Wednesday, March 13, 2013

MOOCs as Work-Arounds


A few years ago, some colleges in my neck of the woods flirted with the idea of partnering with more expensive for-profits to provide “express lanes” for students to get around long waiting lists for high demand programs, especially in nursing.  The idea was that the colleges didn’t have the resources to build the needed capacity, so they would partner with institutions that did.

Now, and on the other ocean, California is considering requiring public colleges and universities to accept MOOCs for credit when taken by students on waiting lists for regular classes.  The MOOC providers are nonprofit, and the courses will cost the same or less -- it isn’t clear from the various articles -- but the basic idea is the same.  If we assume austerity as an immutable fact of life in community colleges, then the only way to add capacity is to come up with work-arounds.

So many thoughts...

First, it’s helpful to keep the various sectors straight.  It’s true that at many research universities, intro classes are taught in cavernous auditoriums by a sage on a stage, usually with PowerPoint.  To pretend that those classes aren’t already “distance” education is basically lying.  They’re taught that way not because it makes any educational sense, but because it’s cheap.  The profits from those classes subsidize smaller, upper-level sections (and lighter teaching loads for research faculty).  I’d be hard-pressed to locate any actual educational harm from shifting the viewing of a lecture from row 30 of an auditorium to a window on a browser.  If anything, the browser is probably preferable, since you can pause and rewind (or whatever the digital equivalent of rewinding is).

But that’s not true at every level.  At most community colleges, intro courses are smaller.  I’ve never seen a 300 student auditorium class at a community college.  The smaller sections are meant to accommodate interactions with students who need interaction; in this sector, the “ah, what the hell” objection that might work at a research university doesn’t hold.

If anything, I think Josh Kim’s piece earlier this week got the economics right.  For a community college that is concerned with student success rates, MOOCs could actually increase costs.  That’s because the wraparound services that students need to be successful are both costly and hard to monetize.  At my college, for example, students pay by the credit hour for the courses they take, but the library and the tutoring center are free and all you can eat.  If we outsourced the classes but kept the support, the entire economic model would collapse.  
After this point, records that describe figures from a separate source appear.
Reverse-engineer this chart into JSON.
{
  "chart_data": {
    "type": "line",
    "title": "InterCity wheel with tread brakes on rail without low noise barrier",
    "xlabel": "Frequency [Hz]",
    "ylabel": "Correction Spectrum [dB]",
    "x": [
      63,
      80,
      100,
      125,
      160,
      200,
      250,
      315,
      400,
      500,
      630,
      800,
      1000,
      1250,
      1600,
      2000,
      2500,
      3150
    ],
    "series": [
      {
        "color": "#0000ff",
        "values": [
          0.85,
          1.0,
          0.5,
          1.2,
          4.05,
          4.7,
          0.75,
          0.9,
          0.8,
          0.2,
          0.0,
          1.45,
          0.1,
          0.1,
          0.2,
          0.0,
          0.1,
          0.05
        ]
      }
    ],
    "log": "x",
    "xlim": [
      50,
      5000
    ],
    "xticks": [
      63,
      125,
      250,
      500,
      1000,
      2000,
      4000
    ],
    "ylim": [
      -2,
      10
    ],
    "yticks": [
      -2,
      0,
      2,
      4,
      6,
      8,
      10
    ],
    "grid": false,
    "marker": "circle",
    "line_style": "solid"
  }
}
Second, the idea of mandating credit transfer from unaccredited providers is groundbreaking.  This is where I have to take issue with Matt Yglesias’ characterization of the bill as “a very modest step.”  There’s nothing modest about bypassing accreditation and mandating credit.  It may or may not be a good idea, but it’s big.  

It’s also backwards.  If you want to harness MOOCs intelligently -- to turn into the skid, as it were -- you have to decouple them from evaluation.  Steer students on waitlists to the MOOCs that will help them test out of the classes they’re missing, then base credit on whether they test (or portfolio, or otherwise perform) well enough to get credit for the class.  If you pick up enough knowledge on your own to test out of Intro to Psychology, well then, good for you.  Where you got the knowledge should be irrelevant.

Third, the language in the bill -- which I’m getting secondhand, and which may be incorrect -- suggests that only “faculty-approved” courses would get credit.  Depending on what that means, that could scuttle the entire initiative.  I don’t imagine faculty being in any hurry to outsource their own jobs.  The argument that it only applies to courses with waitlists sounds persuasive until you recognize that staffing shortages cause waitlists, and staffing shortages can get progressively worse with each new round of cuts.  

In a collective bargaining setting, which California public colleges are, a change that would shift “unit work” to non-unit people -- such as shifting instruction from unionized faculty to non-union MOOCs -- would trigger an impact bargaining requirement.  The bill is written to avoid that, lifting Federal grant language to the effects that MOOCs will “supplement, not supplant” normal classes.  But unless you define “normal classes” with a single historical snapshot, the goalposts can move every year.  As the cuts accumulate and the “normal” offerings shrink, the waitlists proliferate, and more courses become eligible for MOOC treatment.

If California is serious about moving in this direction -- and heaven help me, I never know what California is serious about -- it’ll have to junk any sort of “performance” funding formula for community colleges.  It’s preposterous to hold a college responsible for the caliber of instruction of courses it doesn’t teach, by faculty it didn’t hire.  Given the attrition rates in MOOCs at this point, I’d expect to see colleges whose funding is based on “performance” to avoid them like the plague.  

Over the long term, I think it’s obvious that we need to get away from seat time as the currency of higher education.  But as a transitional move, this strikes me as likely to backfire.  And I’d be afraid of any legislature arrogating to itself the role of accreditor.  Yes, it’s a great idea to take advantage of new online resources and to use new technology to find efficiencies.  But to just outsource the one lucrative avenue colleges have, and then double down on performance requirements that would require even more expensive wraparound services, is really setting colleges up to fail.  Innovation is great -- I’m a fan -- but it requires both investment and thought.  California doesn’t seem to be interested in either.